Good Cloud Identification May 12, 2008 Excellent book. Using this along with a couple others to get back into weather forcasting Thank you for an excellent book
Superb, portable, and incomplete May 17, 2007 I bought this book in preparation for an advanced mariner's meteorology course, and could not have made this comment without having first gained that higher level of knowledge.
This is a suberb book with two major flaws:
1) It sticks to the two-dimensional depiction of weather that is common to the average person. Although there are a couple of illustrations showing altitude, the author could easily have put in a few pages on the rotation of the earth, the 500 mb level, and how weather on the surface cannot be understood without underestanding what is happening at the 18,000 level.
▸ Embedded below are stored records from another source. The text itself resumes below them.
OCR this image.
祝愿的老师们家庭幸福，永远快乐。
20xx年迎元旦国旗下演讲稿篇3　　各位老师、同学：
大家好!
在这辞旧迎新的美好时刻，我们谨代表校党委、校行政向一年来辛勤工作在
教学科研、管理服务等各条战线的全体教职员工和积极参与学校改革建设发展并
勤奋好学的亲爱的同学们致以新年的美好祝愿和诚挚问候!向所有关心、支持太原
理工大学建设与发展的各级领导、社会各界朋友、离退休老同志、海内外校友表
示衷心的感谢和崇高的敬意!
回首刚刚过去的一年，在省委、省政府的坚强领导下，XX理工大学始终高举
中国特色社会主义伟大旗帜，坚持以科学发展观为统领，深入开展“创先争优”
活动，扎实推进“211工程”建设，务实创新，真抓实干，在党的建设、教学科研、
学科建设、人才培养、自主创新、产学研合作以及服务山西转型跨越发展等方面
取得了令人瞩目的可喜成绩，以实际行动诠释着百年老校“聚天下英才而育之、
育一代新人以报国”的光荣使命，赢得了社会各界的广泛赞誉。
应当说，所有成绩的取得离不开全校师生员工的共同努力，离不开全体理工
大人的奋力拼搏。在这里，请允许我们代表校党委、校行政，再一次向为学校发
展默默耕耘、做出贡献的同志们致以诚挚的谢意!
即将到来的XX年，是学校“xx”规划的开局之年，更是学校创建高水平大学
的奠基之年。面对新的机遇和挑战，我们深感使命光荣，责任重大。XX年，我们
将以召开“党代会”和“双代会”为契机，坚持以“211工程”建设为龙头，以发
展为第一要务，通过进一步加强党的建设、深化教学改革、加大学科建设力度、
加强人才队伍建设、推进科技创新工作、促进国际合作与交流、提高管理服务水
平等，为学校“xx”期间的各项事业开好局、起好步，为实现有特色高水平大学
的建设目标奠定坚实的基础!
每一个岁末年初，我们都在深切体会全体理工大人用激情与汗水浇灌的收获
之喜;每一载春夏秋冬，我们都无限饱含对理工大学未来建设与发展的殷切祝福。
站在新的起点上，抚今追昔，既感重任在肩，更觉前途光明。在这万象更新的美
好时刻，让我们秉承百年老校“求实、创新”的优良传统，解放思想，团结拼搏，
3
As my instructor put it, the high-level troughs are the chicken that hatches the surface level (scrambled) egg.
2) It provides the pictures of the clouds, but missed the key chance to break down the names into the original latin meanings, to create a matrix of high (Cirro), medium (alto), and low (strato), with substantive meaning including layer (stratus), curly (cirrus), stacked in a vertical heap (cumulo-cumulus), and delivering rain (nimbus).
Add this little matrix above, and read "Mariner's Guide to the 500-Millibar Chart" by Joe Stenkiewicz and Lee Chesneau, and Google for to find his web site, and you'll have all you need to move to the better three-dimensional interactive viewing of weather and weather charts.
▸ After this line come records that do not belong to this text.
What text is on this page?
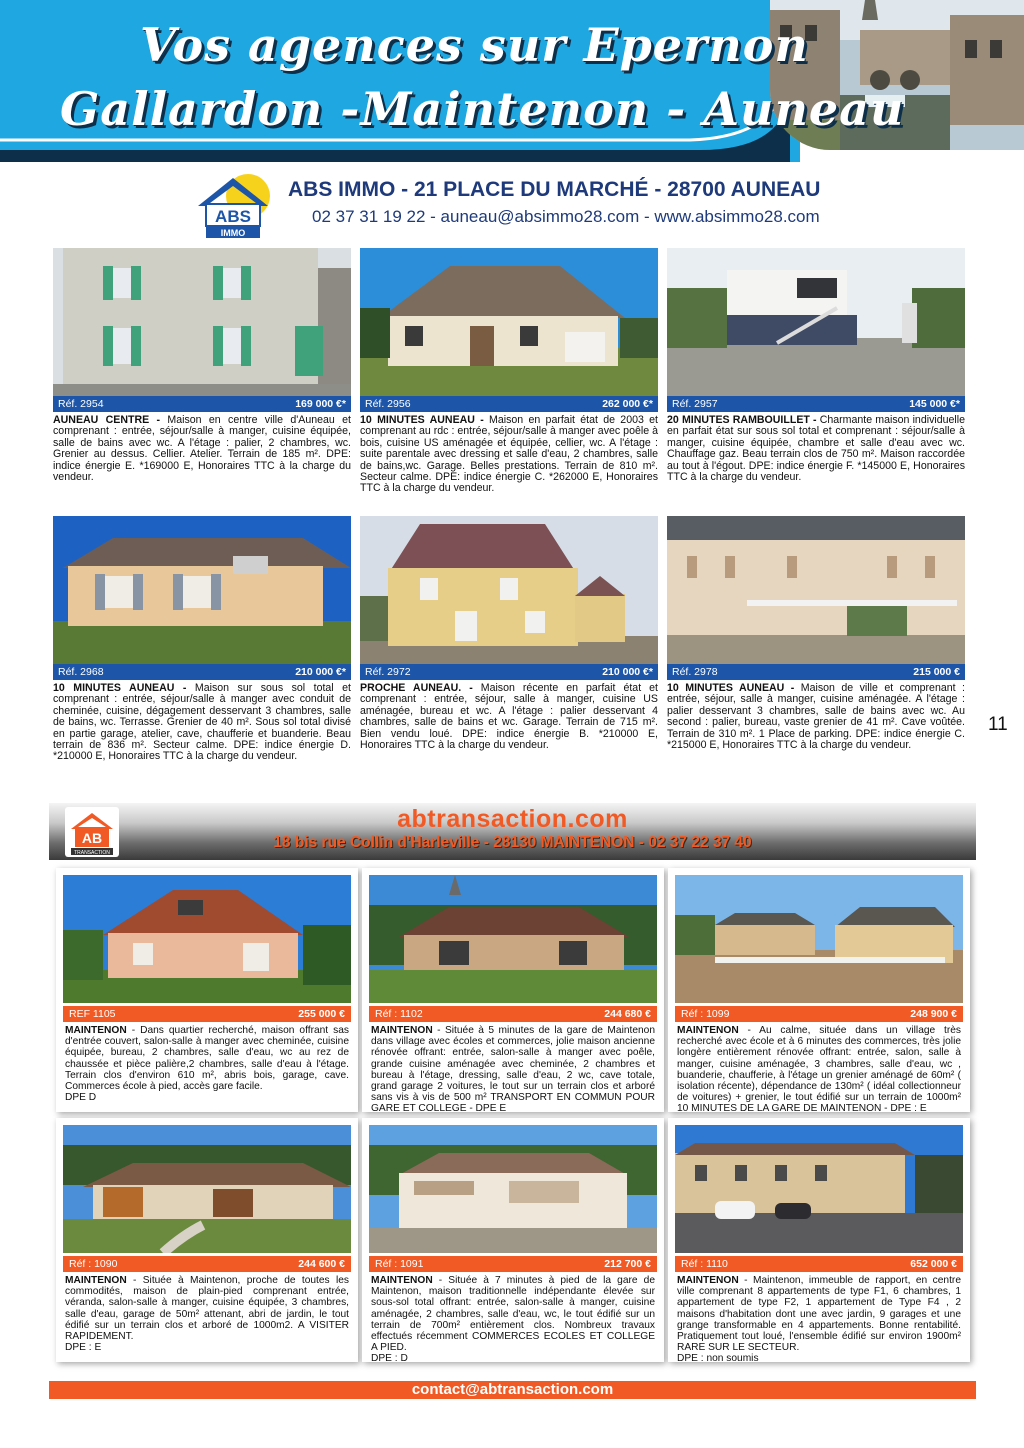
Vos agences sur Epernon
Gallardon -Maintenon - Auneau
ABS
IMMO
ABS IMMO - 21 PLACE DU MARCHÉ - 28700 AUNEAU
02 37 31 19 22 - auneau@absimmo28.com - www.absimmo28.com
Réf. 2954	169 000 €*
AUNEAU CENTRE - Maison en centre ville d'Auneau et comprenant : entrée, séjour/salle à manger, cuisine équipée, salle de bains avec wc. A l'étage : palier, 2 chambres, wc. Grenier au dessus. Cellier. Atelier. Terrain de 185 m². DPE: indice énergie E. *169000 E, Honoraires TTC à la charge du vendeur.
Réf. 2956	262 000 €*
10 MINUTES AUNEAU - Maison en parfait état de 2003 et comprenant au rdc : entrée, séjour/salle à manger avec poêle à bois, cuisine US aménagée et équipée, cellier, wc. A l'étage : suite parentale avec dressing et salle d'eau, 2 chambres, salle de bains,wc. Garage. Belles prestations. Terrain de 810 m². Secteur calme. DPE: indice énergie C. *262000 E, Honoraires TTC à la charge du vendeur.
Réf. 2957	145 000 €*
20 MINUTES RAMBOUILLET - Charmante maison individuelle en parfait état sur sous sol total et comprenant : séjour/salle à manger, cuisine équipée, chambre et salle d'eau avec wc. Chauffage gaz. Beau terrain clos de 750 m². Maison raccordée au tout à l'égout. DPE: indice énergie F. *145000 E, Honoraires TTC à la charge du vendeur.
Réf. 2968	210 000 €*
10 MINUTES AUNEAU - Maison sur sous sol total et comprenant : entrée, séjour/salle à manger avec conduit de cheminée, cuisine, dégagement desservant 3 chambres, salle de bains, wc. Terrasse. Grenier de 40 m². Sous sol total divisé en partie garage, atelier, cave, chaufferie et buanderie. Beau terrain de 836 m². Secteur calme. DPE: indice énergie D. *210000 E, Honoraires TTC à la charge du vendeur.
Réf. 2972	210 000 €*
PROCHE AUNEAU. - Maison récente en parfait état et comprenant : entrée, séjour, salle à manger, cuisine US aménagée, bureau et wc. A l'étage : palier desservant 4 chambres, salle de bains et wc. Garage. Terrain de 715 m². Bien vendu loué. DPE: indice énergie B. *210000 E, Honoraires TTC à la charge du vendeur.
Réf. 2978	215 000 €
10 MINUTES AUNEAU - Maison de ville et comprenant : entrée, séjour, salle à manger, cuisine aménagée. A l'étage : palier desservant 3 chambres, salle de bains avec wc. Au second : palier, bureau, vaste grenier de 41 m². Cave voûtée. Terrain de 310 m². 1 Place de parking. DPE: indice énergie C. *215000 E, Honoraires TTC à la charge du vendeur.
11
AB
TRANSACTION
abtransaction.com
18 bis rue Collin d'Harleville - 28130 MAINTENON - 02 37 22 37 40
REF 1105	255 000 €
MAINTENON - Dans quartier recherché, maison offrant sas d'entrée couvert, salon-salle à manger avec cheminée, cuisine équipée, bureau, 2 chambres, salle d'eau, wc au rez de chaussée et pièce palière,2 chambres, salle d'eau à l'étage. Terrain clos d'environ 610 m², abris bois, garage, cave. Commerces école à pied, accès gare facile.
DPE D
Réf : 1102	244 680 €
MAINTENON - Située à 5 minutes de la gare de Maintenon dans village avec écoles et commerces, jolie maison ancienne rénovée offrant: entrée, salon-salle à manger avec poêle, grande cuisine aménagée avec cheminée, 2 chambres et bureau à l'étage, dressing, salle d'eau, 2 wc, cave totale, grand garage 2 voitures, le tout sur un terrain clos et arboré sans vis à vis de 500 m² TRANSPORT EN COMMUN POUR GARE ET COLLEGE - DPE E
Réf : 1099	248 900 €
MAINTENON - Au calme, située dans un village très recherché avec école et à 6 minutes des commerces, très jolie longère entièrement rénovée offrant: entrée, salon, salle à manger, cuisine aménagée, 3 chambres, salle d'eau, wc , buanderie, chaufferie, à l'étage un grenier aménagé de 60m² ( isolation récente), dépendance de 130m² ( idéal collectionneur de voitures) + grenier, le tout édifié sur un terrain de 1000m² 10 MINUTES DE LA GARE DE MAINTENON - DPE : E
Réf : 1090	244 600 €
MAINTENON - Située à Maintenon, proche de toutes les commodités, maison de plain-pied comprenant entrée, véranda, salon-salle à manger, cuisine équipée, 3 chambres, salle d'eau, garage de 50m² attenant, abri de jardin, le tout édifié sur un terrain clos et arboré de 1000m2. A VISITER RAPIDEMENT.
DPE : E
Réf : 1091	212 700 €
MAINTENON - Située à 7 minutes à pied de la gare de Maintenon, maison traditionnelle indépendante élevée sur sous-sol total offrant: entrée, salon-salle à manger, cuisine aménagée, 2 chambres, salle d'eau, wc, le tout édifié sur un terrain de 700m² entièrement clos. Nombreux travaux effectués récemment COMMERCES ECOLES ET COLLEGE A PIED.
DPE : D
Réf : 1110	652 000 €
MAINTENON - Maintenon, immeuble de rapport, en centre ville comprenant 8 appartements de type F1, 6 chambres, 1 appartement de type F2, 1 appartement de Type F4 , 2 maisons d'habitation dont une avec jardin, 9 garages et une grange transformable en 4 appartements. Bonne rentabilité. Pratiquement tout loué, l'ensemble édifié sur environ 1900m² RARE SUR LE SECTEUR.
DPE : non soumis
contact@abtransaction.com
I also recommend Understanding Weatherfax
A good little book March 15, 2007 4 out of 4 found this review helpful
A very handy book for "instant" weather forcasting. Interesting to read and written with a bit of humor. The only shortcoming is the arrangment of the photographs of the different clouds, they are not in logical sequence.
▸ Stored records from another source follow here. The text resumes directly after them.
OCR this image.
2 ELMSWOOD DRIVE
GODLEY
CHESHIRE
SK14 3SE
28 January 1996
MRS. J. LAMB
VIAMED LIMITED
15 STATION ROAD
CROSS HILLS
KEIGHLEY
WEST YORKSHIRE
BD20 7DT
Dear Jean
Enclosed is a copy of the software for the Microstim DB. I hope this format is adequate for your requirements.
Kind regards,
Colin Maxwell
for newbies to weather June 27, 2006 1 out of 8 found this review helpful
OK book for newbies or beginners to this interesting hobby(uninteresting if in Michigan)
Small Gem of a Book... June 17, 2006 17 out of 17 found this review helpful
This small hard to find book (unless you order it online) starts with a basic premise: to predict the weather you need to do 2 things-determine the direction of the wind and identify the clouds currently in the sky. That being said, I would consider this book a great primer for anyone interested in naked eye weather forecasting.
The book includes color cloud charts, discusses weather folklore, precipitation, warm and cold fronts, and volcanic eruptions.
This a general primer. The information is not spoon fed to the reader.
The strength of this approach is Rubin's writing is entertaining and lively, and will enourage you to not only make your own weather predictions, but to also seek more information outside the scope of the book.
The weakness is that some of the material is incomplete. The book was completed by Louis Rubin's children with the help of a meteorologist after Rubin passed away (based on the Introduction), using Rubin's cloud photo collections and his collected writings.
As a result, some of the material is incomplete. For example, Rubin describes the 4 types of clouds and the 10 specific clouds most associated with weather changes. You then have to search all over the book to find those 10 clouds, and even then, you're not sure (based on the prefixed names) if you're looking at the right photographs. I suspect at the time of his passing, Rubin's cloud photo collection was far from complete.
That being said, I still liked the book, consider it a keeper, and respect Rubin's work in this area as an amateur meteorologist.